When I make heart-shaped magnets for distribution at my daughter’s Valentine-themed pre-school class this week, I do so under duress.
When she gets excited about decorating “vantine day” cards, I smile reluctantly.
When she asks if she’ll get to cut a cake (because all momentous occasions require the customary round dessert with candles atop), I sigh.
I don’t want her to be different…to be the odd one out in her still-forming social circle.
I want her to enjoy innocent exchanges of happiness.
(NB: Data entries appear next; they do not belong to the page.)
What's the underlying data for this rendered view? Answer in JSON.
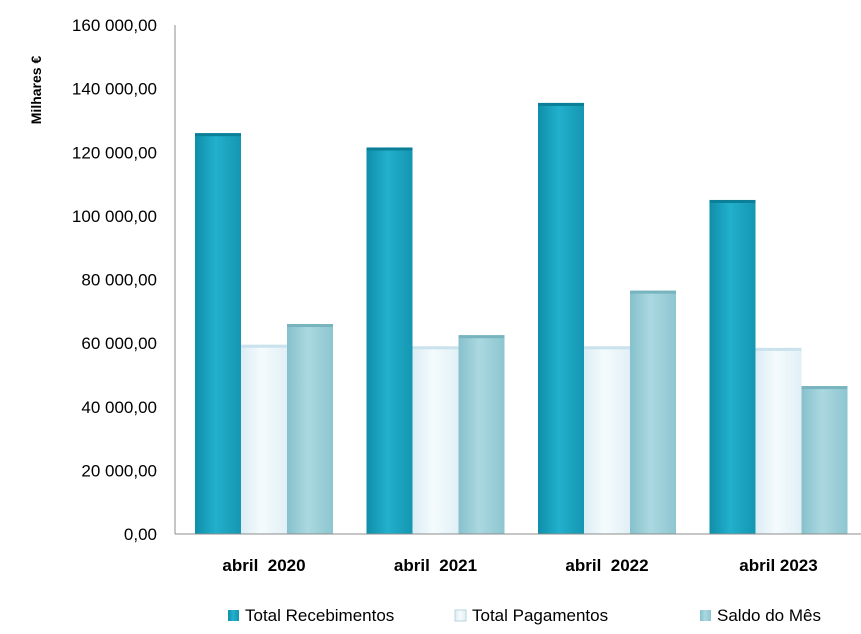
{
  "chart_data": {
    "type": "bar",
    "title": "",
    "xlabel": "",
    "ylabel": "Milhares €",
    "ylim": [
      0,
      160000
    ],
    "yticks": [
      0,
      20000,
      40000,
      60000,
      80000,
      100000,
      120000,
      140000,
      160000
    ],
    "ytick_labels": [
      "0,00",
      "20 000,00",
      "40 000,00",
      "60 000,00",
      "80 000,00",
      "100 000,00",
      "120 000,00",
      "140 000,00",
      "160 000,00"
    ],
    "categories": [
      "abril  2020",
      "abril  2021",
      "abril  2022",
      "abril 2023"
    ],
    "series": [
      {
        "name": "Total Recebimentos",
        "values": [
          126000,
          121500,
          135500,
          105000
        ]
      },
      {
        "name": "Total Pagamentos",
        "values": [
          59500,
          59000,
          59000,
          58500
        ]
      },
      {
        "name": "Saldo do Mês",
        "values": [
          66000,
          62500,
          76500,
          46500
        ]
      }
    ],
    "colors": [
      "#1aa5c2",
      "#e9f5fa",
      "#9ccfd8"
    ],
    "grid": false,
    "legend_position": "bottom"
  }
}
I want her to make her own choices, reach her own decisions about what she wants to support or boycott.
Growing up, I never knew of Valentine’s Day … It was in the late 1990s, when Archies, the Indian-version of Hallmark, introduced Valentine’s Day cards and plush toys in bookstores.
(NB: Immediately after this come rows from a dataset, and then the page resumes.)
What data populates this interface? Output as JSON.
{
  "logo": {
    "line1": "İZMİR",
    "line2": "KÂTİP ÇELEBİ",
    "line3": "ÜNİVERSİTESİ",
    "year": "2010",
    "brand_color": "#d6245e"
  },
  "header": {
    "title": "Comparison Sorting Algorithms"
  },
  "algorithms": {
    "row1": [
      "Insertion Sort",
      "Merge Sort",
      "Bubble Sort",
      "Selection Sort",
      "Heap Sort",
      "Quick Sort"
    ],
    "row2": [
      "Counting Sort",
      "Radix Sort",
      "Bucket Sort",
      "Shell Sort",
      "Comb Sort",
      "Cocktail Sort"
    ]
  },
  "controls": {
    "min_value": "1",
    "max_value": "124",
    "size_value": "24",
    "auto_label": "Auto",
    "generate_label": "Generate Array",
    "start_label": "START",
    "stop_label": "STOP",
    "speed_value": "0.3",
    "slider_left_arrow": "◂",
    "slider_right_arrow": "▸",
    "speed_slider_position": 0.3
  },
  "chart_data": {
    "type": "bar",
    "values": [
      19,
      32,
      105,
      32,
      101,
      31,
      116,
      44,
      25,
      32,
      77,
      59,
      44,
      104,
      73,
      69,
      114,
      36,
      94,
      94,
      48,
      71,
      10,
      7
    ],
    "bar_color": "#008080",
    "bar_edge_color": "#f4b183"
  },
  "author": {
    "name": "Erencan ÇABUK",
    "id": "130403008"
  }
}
Suddenly, boys everywhere started going down on one knee, a single red rose in hand, asking random girls on sidewalks to be their Valentine.
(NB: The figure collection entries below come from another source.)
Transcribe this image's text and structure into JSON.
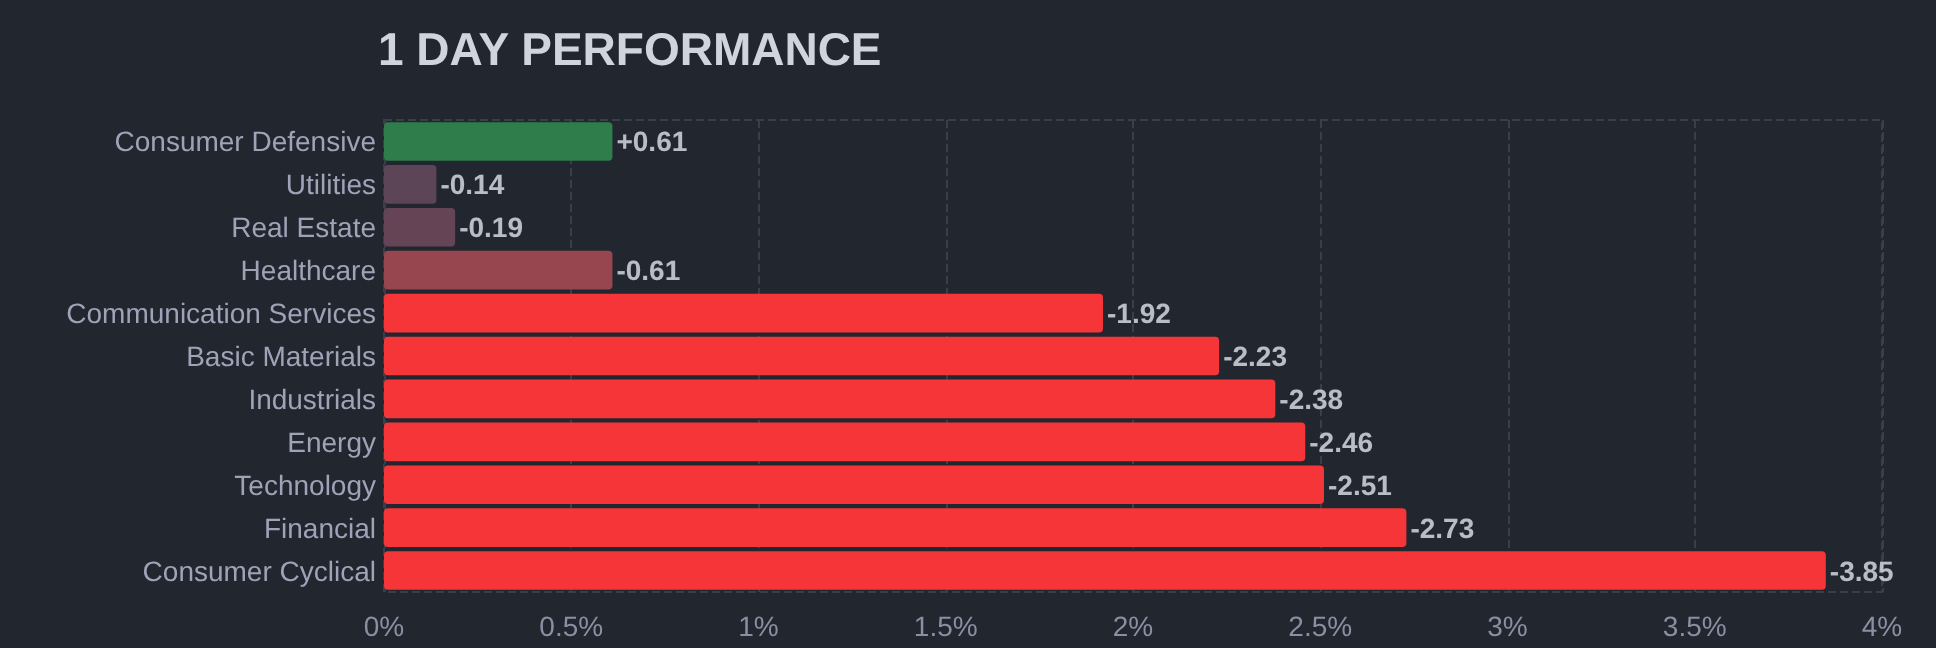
{
  "chart_data": {
    "type": "bar",
    "orientation": "horizontal",
    "title": "1 DAY PERFORMANCE",
    "categories": [
      "Consumer Defensive",
      "Utilities",
      "Real Estate",
      "Healthcare",
      "Communication Services",
      "Basic Materials",
      "Industrials",
      "Energy",
      "Technology",
      "Financial",
      "Consumer Cyclical"
    ],
    "values": [
      0.61,
      0.14,
      0.19,
      0.61,
      1.92,
      2.23,
      2.38,
      2.46,
      2.51,
      2.73,
      3.85
    ],
    "annotations": [
      {
        "text": "+0.61",
        "x": 0.61,
        "y": "Consumer Defensive"
      },
      {
        "text": "-0.14",
        "x": 0.14,
        "y": "Utilities"
      },
      {
        "text": "-0.19",
        "x": 0.19,
        "y": "Real Estate"
      },
      {
        "text": "-0.61",
        "x": 0.61,
        "y": "Healthcare"
      },
      {
        "text": "-1.92",
        "x": 1.92,
        "y": "Communication Services"
      },
      {
        "text": "-2.23",
        "x": 2.23,
        "y": "Basic Materials"
      },
      {
        "text": "-2.38",
        "x": 2.38,
        "y": "Industrials"
      },
      {
        "text": "-2.46",
        "x": 2.46,
        "y": "Energy"
      },
      {
        "text": "-2.51",
        "x": 2.51,
        "y": "Technology"
      },
      {
        "text": "-2.73",
        "x": 2.73,
        "y": "Financial"
      },
      {
        "text": "-3.85",
        "x": 3.85,
        "y": "Consumer Cyclical"
      }
    ],
    "colors": [
      "#307d4c",
      "#5c4556",
      "#654555",
      "#974650",
      "#f63538",
      "#f63538",
      "#f63538",
      "#f63538",
      "#f63538",
      "#f63538",
      "#f63538"
    ],
    "xlim": [
      0,
      4
    ],
    "xticks": [
      {
        "value": 0,
        "label": "0%"
      },
      {
        "value": 0.5,
        "label": "0.5%"
      },
      {
        "value": 1,
        "label": "1%"
      },
      {
        "value": 1.5,
        "label": "1.5%"
      },
      {
        "value": 2,
        "label": "2%"
      },
      {
        "value": 2.5,
        "label": "2.5%"
      },
      {
        "value": 3,
        "label": "3%"
      },
      {
        "value": 3.5,
        "label": "3.5%"
      },
      {
        "value": 4,
        "label": "4%"
      }
    ],
    "grid": "x"
  }
}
They weren’t looking for love, or even cared for friendship. They probably didn’t even know what the word Valentine meant or signified. It was trendy and they wanted to partake. Most girls loved the attention. Most parents were outraged.
I was at the receiving end of many a card and pink teddy bear but I always crushed my suitors’ souls with ease. It felt shallow, meaningless, frivolous.
It felt forced.
My daughter’s exposure to, and experience with, this day will be vastly different. She’ll know of it as a day one exchanges heart-shaped stickers, stamps, erasers, Pinterest-inspired sun catchers…
She’ll know of it as an occasion to make red and pink and rainbow-colored cards for her friends, teachers, parents, grandparents, cousins, neighbors…
As she grows older, she’ll see a deluge of heart-shaped chocolates, pre-fixed menus, the ubiquitous dozen long-stemmed “premium” red roses…
From a simple note a guy wrote in jail for his beloved, to a no-expenses barred extravaganza … She’ll likely read about, observe and participate in it all.
And I hope she will remember that love is much more than all of this.
That love is quiet and strong and spontaneous. It is self-sufficient and compassionate and all-embracing.
That love can find expression in flowers bought on a whim. That it can take the form of an unasked-for hug or an unexpected kiss. That love doesn’t always have to be of the romantic variety.
That love doesn’t need money. Or rituals. Or social recognition.
I hope she will recognize that love isn’t a prisoner to one day in February.